Abstract

This article explores the interrelations between gender and fear, based on the hypothesis of sexual fear being produced as a feminised emotion in discourse. Empirical analyses of historically contingent constructions of sexual fears from 1961–2021 in the advice pages of the popular German youth magazine Bravo show how fear has been produced as a central technique governing feminine sexuality, by far surmounting the importance of either feminine love or desire. The results point to historically specific constructions of feminised sexual dangers, developing from premarital pregnancy in the 1960s, emotional suffering because of premature coitus in the 1980s and 1990s, to digitalised sexual practices in the 21st century. Feminised constructions of sexual risks and fears render feminine subjects as passive, vulnerable and in need of protection while simultaneously producing masculine subjects as actively sex seeking and potentially dangerous.
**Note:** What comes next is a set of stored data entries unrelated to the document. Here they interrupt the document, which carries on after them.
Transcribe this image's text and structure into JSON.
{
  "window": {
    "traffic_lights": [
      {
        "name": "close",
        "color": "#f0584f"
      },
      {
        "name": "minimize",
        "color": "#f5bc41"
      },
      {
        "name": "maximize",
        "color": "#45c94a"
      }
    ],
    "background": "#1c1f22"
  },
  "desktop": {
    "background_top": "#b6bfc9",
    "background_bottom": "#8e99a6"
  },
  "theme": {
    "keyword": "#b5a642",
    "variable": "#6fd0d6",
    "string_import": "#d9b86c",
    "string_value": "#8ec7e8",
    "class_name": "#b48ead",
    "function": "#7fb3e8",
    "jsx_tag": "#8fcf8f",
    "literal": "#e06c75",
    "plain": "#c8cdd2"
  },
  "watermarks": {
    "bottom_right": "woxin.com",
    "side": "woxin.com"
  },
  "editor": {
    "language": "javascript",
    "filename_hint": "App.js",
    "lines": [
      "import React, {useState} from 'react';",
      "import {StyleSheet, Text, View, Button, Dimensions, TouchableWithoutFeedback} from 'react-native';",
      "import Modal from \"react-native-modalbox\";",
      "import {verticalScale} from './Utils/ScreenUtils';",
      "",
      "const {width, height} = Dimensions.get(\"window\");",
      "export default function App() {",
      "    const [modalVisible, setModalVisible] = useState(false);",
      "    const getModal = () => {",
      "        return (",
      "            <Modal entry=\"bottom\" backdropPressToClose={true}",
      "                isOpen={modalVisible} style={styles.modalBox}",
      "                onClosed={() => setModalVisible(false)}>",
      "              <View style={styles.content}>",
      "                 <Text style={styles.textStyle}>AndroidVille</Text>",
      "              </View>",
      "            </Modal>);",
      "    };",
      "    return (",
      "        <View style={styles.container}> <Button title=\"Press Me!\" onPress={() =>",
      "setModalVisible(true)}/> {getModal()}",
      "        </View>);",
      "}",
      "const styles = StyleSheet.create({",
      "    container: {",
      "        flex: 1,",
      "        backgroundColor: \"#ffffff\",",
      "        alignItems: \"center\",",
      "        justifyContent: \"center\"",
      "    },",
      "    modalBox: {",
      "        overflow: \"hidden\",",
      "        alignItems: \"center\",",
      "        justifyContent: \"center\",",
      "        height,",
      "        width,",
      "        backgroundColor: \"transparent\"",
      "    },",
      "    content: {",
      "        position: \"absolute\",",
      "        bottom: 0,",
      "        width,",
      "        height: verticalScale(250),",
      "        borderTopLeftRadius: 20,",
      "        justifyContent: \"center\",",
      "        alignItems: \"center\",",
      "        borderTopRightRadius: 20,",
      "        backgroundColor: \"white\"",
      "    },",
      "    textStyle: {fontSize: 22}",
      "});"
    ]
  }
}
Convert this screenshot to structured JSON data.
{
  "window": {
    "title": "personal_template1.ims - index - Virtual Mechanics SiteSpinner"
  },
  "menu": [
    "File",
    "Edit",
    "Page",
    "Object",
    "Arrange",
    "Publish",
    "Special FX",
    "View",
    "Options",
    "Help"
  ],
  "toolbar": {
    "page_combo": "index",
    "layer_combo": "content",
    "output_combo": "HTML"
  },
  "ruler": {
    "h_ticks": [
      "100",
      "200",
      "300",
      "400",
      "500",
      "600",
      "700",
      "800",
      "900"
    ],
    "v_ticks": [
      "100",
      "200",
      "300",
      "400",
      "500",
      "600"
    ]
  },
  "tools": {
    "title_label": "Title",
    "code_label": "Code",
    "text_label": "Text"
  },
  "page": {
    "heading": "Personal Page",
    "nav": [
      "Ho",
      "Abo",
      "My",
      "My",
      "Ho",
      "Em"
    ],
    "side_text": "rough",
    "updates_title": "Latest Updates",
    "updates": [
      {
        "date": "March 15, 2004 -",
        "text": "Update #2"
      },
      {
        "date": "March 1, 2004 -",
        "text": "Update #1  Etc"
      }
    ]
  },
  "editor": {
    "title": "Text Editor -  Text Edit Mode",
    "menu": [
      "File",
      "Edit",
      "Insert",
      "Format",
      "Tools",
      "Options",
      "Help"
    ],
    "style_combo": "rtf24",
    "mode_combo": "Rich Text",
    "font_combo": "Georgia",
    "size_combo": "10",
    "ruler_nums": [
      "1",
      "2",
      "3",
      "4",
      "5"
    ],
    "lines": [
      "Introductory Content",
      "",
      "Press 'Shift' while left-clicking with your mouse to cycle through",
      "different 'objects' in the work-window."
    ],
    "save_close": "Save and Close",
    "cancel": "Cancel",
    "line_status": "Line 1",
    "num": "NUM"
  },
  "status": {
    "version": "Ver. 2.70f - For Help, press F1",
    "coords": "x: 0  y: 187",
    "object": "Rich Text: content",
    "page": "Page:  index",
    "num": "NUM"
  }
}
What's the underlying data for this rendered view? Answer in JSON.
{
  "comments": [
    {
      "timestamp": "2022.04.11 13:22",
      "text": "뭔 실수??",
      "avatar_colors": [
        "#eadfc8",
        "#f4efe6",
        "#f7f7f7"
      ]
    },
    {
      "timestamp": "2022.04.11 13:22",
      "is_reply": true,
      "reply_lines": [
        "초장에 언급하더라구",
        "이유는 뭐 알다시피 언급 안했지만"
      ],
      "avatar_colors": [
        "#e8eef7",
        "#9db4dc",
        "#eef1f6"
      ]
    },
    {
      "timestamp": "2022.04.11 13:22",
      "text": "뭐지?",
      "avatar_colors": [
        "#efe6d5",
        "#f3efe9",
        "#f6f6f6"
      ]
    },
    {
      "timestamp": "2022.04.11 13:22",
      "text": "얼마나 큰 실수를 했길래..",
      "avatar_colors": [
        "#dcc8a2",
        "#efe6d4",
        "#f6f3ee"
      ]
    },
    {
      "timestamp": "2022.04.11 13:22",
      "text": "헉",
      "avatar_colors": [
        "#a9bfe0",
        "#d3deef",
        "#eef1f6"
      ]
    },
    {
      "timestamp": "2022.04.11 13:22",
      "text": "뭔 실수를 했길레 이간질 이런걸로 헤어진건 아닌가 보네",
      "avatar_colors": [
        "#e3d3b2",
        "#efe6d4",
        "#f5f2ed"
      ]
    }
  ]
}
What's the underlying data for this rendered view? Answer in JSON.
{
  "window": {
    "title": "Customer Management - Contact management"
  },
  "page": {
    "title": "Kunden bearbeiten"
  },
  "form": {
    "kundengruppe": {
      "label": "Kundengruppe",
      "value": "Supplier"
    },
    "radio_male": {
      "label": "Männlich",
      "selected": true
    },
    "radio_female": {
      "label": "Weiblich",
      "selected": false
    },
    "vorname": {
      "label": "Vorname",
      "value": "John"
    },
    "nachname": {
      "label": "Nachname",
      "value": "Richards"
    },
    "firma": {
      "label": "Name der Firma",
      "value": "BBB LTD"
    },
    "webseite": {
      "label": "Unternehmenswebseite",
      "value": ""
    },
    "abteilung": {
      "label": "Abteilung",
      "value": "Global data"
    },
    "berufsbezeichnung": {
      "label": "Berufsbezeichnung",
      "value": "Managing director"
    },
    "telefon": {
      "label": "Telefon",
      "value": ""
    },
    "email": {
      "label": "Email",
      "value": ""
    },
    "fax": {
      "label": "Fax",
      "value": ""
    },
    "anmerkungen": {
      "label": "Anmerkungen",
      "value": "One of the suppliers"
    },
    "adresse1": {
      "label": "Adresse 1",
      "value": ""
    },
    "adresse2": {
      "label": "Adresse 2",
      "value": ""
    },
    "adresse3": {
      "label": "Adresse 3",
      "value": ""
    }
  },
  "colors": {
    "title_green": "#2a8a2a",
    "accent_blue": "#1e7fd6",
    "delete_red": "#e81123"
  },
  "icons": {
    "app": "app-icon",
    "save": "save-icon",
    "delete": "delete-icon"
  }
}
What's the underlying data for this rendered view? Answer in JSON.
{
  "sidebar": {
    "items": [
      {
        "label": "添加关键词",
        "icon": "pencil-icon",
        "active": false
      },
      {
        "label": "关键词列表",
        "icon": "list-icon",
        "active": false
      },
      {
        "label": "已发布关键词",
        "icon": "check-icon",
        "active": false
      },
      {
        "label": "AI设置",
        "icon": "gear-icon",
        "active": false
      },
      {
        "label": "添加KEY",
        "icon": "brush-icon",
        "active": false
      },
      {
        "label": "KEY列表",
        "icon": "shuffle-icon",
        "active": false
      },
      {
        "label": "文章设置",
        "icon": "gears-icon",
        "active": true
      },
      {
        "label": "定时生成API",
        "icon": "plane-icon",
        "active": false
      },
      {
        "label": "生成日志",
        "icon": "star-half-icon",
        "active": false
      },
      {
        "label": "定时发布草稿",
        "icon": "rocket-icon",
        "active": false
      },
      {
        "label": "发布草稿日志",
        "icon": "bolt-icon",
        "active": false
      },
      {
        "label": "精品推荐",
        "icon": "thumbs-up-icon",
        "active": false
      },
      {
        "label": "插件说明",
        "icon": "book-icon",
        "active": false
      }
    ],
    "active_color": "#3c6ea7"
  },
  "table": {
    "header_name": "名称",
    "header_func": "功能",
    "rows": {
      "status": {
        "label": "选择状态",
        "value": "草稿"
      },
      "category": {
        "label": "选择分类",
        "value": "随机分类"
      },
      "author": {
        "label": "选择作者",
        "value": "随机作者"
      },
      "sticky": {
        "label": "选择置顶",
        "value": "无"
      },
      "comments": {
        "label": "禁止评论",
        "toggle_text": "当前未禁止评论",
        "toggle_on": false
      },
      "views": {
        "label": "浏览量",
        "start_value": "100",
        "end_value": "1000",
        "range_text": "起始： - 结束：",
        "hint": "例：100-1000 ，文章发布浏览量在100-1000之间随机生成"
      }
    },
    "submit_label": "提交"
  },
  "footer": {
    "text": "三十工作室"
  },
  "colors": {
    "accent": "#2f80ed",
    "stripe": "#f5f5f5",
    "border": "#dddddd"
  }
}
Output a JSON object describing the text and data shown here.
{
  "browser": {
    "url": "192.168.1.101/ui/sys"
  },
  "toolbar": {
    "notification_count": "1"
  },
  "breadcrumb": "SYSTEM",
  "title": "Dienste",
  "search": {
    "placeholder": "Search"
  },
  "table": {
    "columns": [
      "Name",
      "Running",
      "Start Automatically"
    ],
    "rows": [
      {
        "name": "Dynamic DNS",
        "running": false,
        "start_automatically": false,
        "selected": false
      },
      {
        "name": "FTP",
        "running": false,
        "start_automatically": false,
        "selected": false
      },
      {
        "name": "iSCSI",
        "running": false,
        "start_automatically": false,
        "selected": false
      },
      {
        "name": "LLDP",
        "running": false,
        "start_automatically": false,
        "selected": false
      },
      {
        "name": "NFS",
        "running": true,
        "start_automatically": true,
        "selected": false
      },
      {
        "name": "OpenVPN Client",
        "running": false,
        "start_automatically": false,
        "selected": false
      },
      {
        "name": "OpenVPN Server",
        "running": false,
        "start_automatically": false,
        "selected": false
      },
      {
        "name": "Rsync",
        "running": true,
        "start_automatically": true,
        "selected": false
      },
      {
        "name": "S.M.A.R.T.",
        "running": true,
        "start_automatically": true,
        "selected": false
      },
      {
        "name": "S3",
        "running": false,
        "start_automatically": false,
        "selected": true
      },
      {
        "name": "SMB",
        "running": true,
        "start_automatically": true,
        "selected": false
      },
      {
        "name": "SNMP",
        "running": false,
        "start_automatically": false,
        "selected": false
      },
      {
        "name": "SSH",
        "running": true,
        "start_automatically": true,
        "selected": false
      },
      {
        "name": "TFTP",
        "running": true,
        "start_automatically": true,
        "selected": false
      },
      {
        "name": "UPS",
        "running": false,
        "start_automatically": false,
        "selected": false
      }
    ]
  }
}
The results also indicate that discursive delegitimisation of feminine sexual fear may equally contribute to re-establishing sexual inequality by pressuring girls to be sexually available. I argue, therefore, that it is not sufficient to analyse constructions of gendered subjects as being either fearful or fearless. Instead, the reconstruction of discursive model practices governing subjects to manage sexual fears is key to disentangling the complex nexus of gender and fear. The investigation of historical transformations of sexual fear discourses contributes to tracing both dynamics and continuities in gendered power relations, thereby illustrating the central role of fear in classic sociological research themes of inequality and power relations.